The local council too, were more of a bunch of jobsworths than the DWP. Returning things like blue badges, getting the council tax adjusted for change in occupancy etc.

The tell you once service is optional, if the registrar has a good internet connection, they can (if they can be bothered) do it for you, if not all you need is the death certificate number and it can be done from home. My local DWP. job centre are quite some distance away, and sorting things out on the phone worked better for me, the only downside is, that their paperwork is usually a week behind the phone calls, so you end up getting notifications in the post about issues that have already been resolved.

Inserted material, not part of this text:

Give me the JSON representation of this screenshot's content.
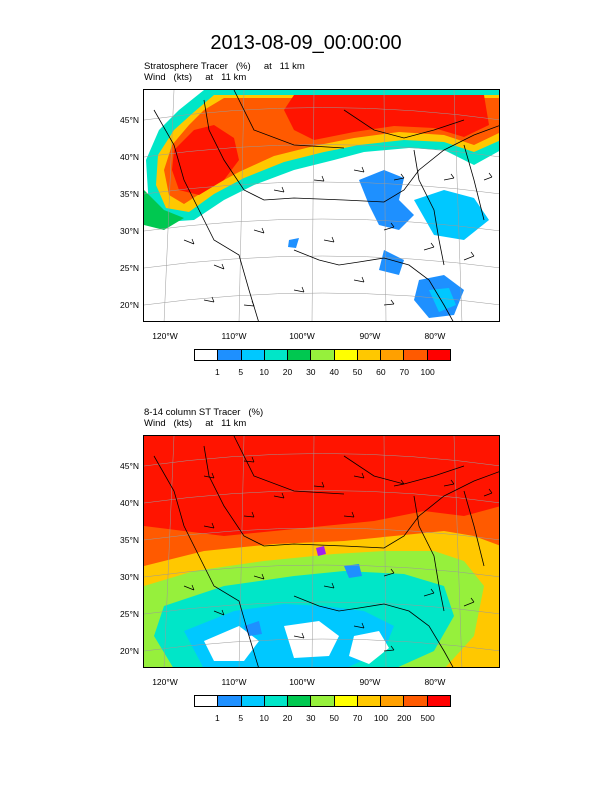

Like letters about a £10 x-mas bonus to a benefit that has already been stopped.

Heading home in a few hours after spending 7 days away (x-mas in an empty house would have been a tad too much) I dread to find what wonders are enclosed in little brown envelopes from the myriad of govt agencies await. No doubt some benefits have been overpaid.
A bit of me feels frozen.

How dare you die after all my efforts, but I’m glad she did.

I feel torn in two. One bit of me want’s to concentrate on practical stuff, the other wants to scream. But I’m stuck in this Grey Land that is neither one or the other.
It's a whole roller coaster of emotions. Just make sure you eat something, and allow yourself to cry/scream when it feels right - although that may well be after the funeral. Plan to go away, even if it's just for a weekend, away from everything at home, when the formalities are over.
Finally got mum’s death registered. At one point the register said she had to double check the new doctor’s death certificate.
I felt like exploding. But I could see dad crumbling. So I kept it together, reassuring him it would be alright. But at the same time I was clutching the note paper with the coroner’s name and direct number on.

It was alright. I’ve got the 5 death certifactes I wanted (over the top, but better safe than sorry) plus that green thing for the undertakers.

I also got the ref number and telephone number for the dreaded DWP…. Please call again later our numbers are busy.

On the way out, dad and me saw some plaque. It went on about people called the ‘Bantams.’
I insisted that we houour them by bowing our knees. Mum’s dad was gassed three times: I thought it the least we could do.
Hi Sajehar ,i think it refers to the men who were rejected for being too short ,after the war had been going on for a couple of years and cannon fodder was in short supply they were conscripted into bantam battalions .
During ww2 Germany had ear and stomach battalions of deaf soldiers and men with stomach ulcers .
ids and the dwp would have been so proud .
Hope you are coping ok ,good luck with the dwp .
Hi Sajehar
Glad things are starting to go more smoothly now for you and your Dad.
David - very interesting - I'd never heard of Bantam regiments before nor the German version.
I cannot begin to describe how angry I feel. I do not know where this anger comes from.

I’m normally such a laid back person. Having said that, I got so pissed off with our Housing Association we took them to court. We won, even though they tried to make out we were ‘Vexatious.’

I don’t know why, but that plaque had a real effect on me.I looked it up afterwards. The plaque did mention height of men enlisted (max 5ft 3”) but not why.
Dad, in the car afterwards, thought they must have been enlisted for tunnelling, or something.
Nothing so special. It was just a way to get fit and healthy (mainly miners) but smaller men to enlist in the army for WW1.

I’m angry at everyone; even mum. But I don’t know what to do with my anger. Why do I feel fury for WW1 soldiers?